Die SPD sollte den Konflikt nicht länger aussitzen

Jährlich gelangen tausende Tonnen Glyphosat in die Umwelt, was erhebliche ökologische und gesundheitliche Risiken birgt. Allein in Deutschland wurden im vergangenen Jahr rund 3915 Tonnen Glyphosat verkauft. Damit sind die Absatzmengen von Glyphosat in Deutschland auf einem fast unverändert hohen Niveau zu den Vorjahren geblieben – und das, obwohl die Anwendung des Unkrautvernichters seit September 2021 stark eingeschränkt ist.

Die SPD sollte den Konflikt zwischen den kleineren Koalitionspartnern nicht länger aussitzen, sondern ein Machtwort im Sinne des Koalitionsvertrages sprechen: Gegen die Wiederzulassung von Glyphosat und damit für ein deutsches Nein in Brüssel.

Sonst schafft die FDP, die formalen Zuständigkeiten offenbar wenig Beachtung schenkt, es als kleinste Koalitionspartei nicht nur, sich erfolgreich gegen die Haltung der eigentlich zuständigen Ministerien zu stellen, sondern auch das im Koalitionsvertrag festgehaltene Glyphosat-Verbot ad absurdum zu führen. Denn einen Pestizidwirkstoff national zu verbieten, solange er in der EU zugelassen ist, ist rechtlich kaum umsetzbar.

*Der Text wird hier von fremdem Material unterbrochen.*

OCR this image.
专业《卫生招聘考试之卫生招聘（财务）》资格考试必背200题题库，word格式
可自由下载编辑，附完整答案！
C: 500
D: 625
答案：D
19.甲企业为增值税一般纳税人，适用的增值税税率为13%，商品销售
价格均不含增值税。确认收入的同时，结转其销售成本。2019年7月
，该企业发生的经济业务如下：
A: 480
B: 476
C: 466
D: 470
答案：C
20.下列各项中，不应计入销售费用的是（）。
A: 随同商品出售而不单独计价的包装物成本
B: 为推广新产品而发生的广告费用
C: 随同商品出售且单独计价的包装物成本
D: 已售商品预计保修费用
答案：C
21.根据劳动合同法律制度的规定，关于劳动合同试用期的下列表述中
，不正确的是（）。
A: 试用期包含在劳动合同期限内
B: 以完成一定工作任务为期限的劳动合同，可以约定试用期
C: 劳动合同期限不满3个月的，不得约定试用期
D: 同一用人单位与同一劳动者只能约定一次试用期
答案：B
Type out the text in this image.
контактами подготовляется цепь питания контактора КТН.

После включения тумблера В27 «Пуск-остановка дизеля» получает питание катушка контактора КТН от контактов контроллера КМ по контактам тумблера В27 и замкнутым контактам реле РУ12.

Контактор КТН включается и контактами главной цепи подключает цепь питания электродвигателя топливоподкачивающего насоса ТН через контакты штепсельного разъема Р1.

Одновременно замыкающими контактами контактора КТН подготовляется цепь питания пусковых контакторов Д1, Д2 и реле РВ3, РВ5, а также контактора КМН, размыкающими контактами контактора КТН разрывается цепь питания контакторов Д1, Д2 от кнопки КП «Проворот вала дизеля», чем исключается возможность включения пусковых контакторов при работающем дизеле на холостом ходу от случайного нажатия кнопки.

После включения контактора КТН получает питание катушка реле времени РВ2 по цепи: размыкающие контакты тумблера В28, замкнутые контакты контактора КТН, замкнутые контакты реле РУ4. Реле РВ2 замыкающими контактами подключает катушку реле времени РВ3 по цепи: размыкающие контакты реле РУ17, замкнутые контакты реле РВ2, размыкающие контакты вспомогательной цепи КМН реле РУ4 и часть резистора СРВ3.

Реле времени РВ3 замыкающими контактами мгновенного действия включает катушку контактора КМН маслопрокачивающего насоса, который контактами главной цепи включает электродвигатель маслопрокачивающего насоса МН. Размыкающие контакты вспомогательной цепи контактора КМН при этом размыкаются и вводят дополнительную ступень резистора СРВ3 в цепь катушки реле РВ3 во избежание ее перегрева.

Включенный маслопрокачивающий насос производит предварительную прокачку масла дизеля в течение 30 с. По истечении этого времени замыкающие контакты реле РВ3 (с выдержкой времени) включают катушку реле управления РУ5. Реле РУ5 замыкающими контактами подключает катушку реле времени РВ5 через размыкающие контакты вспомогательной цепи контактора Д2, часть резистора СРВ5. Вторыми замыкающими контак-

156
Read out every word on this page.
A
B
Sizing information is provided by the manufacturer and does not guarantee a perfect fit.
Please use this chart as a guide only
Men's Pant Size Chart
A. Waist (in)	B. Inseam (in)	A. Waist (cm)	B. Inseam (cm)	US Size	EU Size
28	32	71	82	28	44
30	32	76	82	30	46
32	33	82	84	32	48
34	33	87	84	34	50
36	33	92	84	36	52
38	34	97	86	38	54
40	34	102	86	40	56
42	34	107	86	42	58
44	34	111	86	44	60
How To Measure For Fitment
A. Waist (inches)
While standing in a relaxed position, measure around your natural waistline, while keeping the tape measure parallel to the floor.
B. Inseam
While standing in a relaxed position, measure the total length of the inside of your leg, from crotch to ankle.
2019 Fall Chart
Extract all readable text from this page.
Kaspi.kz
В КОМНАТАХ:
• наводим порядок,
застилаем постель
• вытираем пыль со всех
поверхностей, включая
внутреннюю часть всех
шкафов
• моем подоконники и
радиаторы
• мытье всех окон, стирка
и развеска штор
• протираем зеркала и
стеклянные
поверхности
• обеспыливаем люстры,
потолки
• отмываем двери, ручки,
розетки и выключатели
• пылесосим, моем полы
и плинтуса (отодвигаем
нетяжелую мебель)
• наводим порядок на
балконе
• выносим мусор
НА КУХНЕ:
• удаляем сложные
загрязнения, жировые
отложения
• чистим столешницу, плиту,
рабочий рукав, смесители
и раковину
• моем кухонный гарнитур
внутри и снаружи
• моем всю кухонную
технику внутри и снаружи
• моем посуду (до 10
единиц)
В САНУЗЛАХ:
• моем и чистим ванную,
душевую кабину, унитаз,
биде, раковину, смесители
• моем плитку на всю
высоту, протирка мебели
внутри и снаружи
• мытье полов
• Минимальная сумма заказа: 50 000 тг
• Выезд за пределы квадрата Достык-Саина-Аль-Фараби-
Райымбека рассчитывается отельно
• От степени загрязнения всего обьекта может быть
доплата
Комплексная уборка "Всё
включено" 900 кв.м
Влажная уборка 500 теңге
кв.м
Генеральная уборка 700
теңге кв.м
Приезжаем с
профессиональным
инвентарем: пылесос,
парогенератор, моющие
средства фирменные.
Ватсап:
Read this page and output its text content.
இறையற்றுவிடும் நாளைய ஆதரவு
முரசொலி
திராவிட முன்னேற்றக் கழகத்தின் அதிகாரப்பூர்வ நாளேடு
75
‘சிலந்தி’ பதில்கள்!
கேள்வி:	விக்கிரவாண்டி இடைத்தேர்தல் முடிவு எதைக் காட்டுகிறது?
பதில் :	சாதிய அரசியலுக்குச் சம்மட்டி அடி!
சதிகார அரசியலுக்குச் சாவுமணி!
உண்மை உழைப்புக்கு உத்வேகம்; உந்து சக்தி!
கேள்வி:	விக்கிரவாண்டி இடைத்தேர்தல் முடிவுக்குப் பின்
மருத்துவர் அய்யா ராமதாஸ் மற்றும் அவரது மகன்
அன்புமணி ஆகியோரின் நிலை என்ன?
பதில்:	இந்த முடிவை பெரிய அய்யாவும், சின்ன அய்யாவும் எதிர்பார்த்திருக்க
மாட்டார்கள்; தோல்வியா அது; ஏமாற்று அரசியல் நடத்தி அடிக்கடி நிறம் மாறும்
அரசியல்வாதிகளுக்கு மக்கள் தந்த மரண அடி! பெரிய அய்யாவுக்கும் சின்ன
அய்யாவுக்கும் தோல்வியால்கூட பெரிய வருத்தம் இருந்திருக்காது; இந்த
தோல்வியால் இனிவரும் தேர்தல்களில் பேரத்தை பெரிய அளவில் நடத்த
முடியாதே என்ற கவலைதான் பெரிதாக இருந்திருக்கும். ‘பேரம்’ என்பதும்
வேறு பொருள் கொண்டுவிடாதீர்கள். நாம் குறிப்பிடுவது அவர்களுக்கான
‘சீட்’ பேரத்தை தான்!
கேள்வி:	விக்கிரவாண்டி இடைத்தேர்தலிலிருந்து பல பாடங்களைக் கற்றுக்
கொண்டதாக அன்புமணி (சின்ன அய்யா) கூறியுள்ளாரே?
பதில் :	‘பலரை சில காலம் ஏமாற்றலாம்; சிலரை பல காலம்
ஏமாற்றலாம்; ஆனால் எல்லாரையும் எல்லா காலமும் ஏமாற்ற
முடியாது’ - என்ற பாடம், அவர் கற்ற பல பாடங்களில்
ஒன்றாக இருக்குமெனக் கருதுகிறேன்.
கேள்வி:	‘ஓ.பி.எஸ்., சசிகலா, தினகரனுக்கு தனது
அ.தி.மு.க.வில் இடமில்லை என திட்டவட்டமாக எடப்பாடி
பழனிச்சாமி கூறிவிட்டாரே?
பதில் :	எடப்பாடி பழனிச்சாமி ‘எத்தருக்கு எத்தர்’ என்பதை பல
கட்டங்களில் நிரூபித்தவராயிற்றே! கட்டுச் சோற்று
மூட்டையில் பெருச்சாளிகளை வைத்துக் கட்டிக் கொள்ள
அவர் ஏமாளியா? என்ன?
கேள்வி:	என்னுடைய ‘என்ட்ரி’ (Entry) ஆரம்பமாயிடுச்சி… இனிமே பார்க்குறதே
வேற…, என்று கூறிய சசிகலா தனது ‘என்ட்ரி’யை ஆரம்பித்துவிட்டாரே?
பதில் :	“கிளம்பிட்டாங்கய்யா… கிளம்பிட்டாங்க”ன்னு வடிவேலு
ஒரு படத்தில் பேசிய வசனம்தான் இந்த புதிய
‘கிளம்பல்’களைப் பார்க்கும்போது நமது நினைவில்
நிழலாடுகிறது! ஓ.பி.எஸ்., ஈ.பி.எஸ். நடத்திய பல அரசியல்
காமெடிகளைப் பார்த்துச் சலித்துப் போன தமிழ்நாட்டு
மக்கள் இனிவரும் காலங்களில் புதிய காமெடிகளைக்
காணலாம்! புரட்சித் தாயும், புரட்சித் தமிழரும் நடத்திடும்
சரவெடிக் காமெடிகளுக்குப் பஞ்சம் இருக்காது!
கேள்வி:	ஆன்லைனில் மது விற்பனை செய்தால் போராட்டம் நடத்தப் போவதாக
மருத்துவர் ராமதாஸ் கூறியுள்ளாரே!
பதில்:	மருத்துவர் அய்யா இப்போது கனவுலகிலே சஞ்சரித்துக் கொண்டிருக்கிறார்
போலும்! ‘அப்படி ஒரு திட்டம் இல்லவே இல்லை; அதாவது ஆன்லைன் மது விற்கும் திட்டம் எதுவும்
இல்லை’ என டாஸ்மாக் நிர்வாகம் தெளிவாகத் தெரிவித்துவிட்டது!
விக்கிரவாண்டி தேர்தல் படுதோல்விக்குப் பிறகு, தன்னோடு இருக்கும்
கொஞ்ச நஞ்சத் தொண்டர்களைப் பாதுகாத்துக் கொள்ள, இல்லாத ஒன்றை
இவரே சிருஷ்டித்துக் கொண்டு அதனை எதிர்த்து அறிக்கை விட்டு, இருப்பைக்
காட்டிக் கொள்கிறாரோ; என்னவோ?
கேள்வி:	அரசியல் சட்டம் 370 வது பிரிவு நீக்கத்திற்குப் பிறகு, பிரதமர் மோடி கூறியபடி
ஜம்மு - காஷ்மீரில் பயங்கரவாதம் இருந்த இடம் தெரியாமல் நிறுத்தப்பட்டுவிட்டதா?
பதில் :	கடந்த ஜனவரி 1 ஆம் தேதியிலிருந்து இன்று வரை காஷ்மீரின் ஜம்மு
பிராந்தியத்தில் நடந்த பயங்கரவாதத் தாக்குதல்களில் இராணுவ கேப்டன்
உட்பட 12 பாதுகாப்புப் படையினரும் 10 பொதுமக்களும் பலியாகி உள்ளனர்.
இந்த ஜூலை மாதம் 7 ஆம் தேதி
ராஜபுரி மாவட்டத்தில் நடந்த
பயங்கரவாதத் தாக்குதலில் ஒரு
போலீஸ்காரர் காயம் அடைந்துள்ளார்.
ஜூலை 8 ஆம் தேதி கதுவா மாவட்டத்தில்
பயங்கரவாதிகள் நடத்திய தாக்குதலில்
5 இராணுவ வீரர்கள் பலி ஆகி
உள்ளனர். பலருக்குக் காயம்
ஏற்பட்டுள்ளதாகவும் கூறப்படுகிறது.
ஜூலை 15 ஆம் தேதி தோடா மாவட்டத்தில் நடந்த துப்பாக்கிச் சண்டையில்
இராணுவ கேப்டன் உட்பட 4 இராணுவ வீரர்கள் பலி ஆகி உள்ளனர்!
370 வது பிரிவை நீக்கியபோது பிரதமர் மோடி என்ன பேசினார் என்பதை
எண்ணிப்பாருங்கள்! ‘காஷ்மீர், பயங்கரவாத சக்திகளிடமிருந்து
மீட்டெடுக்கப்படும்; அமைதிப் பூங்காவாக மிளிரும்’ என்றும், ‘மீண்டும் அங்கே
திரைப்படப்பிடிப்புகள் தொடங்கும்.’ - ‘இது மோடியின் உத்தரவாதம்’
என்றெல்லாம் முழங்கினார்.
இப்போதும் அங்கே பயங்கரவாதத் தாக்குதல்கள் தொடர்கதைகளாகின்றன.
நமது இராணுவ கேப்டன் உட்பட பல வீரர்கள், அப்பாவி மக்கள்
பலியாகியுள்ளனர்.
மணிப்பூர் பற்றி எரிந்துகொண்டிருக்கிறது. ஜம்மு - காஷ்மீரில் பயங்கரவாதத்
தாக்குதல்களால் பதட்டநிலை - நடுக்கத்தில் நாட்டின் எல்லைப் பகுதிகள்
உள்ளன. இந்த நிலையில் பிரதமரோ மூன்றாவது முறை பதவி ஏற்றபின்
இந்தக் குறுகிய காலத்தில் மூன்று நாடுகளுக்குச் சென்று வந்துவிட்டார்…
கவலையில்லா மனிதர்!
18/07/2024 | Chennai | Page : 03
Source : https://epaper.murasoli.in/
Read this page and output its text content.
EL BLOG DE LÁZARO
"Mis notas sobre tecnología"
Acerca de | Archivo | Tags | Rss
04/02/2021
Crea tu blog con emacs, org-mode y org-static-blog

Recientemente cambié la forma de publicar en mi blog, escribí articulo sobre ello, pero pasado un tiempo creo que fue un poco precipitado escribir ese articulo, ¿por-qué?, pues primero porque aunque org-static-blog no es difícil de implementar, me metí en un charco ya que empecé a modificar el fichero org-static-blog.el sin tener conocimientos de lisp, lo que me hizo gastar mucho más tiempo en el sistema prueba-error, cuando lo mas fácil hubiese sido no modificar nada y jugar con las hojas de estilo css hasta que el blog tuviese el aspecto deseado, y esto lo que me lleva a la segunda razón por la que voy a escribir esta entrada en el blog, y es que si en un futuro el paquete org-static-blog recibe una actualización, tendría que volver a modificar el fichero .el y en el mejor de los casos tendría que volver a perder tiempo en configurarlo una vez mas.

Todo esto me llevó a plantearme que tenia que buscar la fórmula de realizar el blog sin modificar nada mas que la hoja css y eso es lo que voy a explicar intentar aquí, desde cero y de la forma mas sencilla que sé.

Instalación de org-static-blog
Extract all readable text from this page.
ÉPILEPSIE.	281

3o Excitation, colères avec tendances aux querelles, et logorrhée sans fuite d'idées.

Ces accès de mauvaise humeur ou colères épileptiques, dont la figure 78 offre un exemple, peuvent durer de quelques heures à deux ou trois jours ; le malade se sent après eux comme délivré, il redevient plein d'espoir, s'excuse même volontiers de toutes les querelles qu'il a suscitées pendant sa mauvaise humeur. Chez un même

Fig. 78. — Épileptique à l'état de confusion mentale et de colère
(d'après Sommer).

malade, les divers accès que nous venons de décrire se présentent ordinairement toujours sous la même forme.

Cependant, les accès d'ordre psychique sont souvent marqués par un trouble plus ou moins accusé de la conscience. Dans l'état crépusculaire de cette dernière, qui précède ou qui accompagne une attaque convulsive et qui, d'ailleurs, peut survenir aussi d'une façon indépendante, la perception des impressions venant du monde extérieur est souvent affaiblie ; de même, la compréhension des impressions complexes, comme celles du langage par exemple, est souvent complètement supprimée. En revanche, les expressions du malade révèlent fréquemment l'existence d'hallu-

Die SPD sollte an ihre frühere klare Position gegen den Einsatz von Glyphosat anknüpfen und die Gesundheit der Bürger:innen sowie den Schutz unserer Umwelt in den Vordergrund stellen. Es ist an der Zeit, dass die SPD und das Gesundheitsministerium ihre politische Verantwortung wahrnehmen und sich für das Verbot von Glyphosat in der EU einsetzen – unabhängig von Koalitionsinteressen.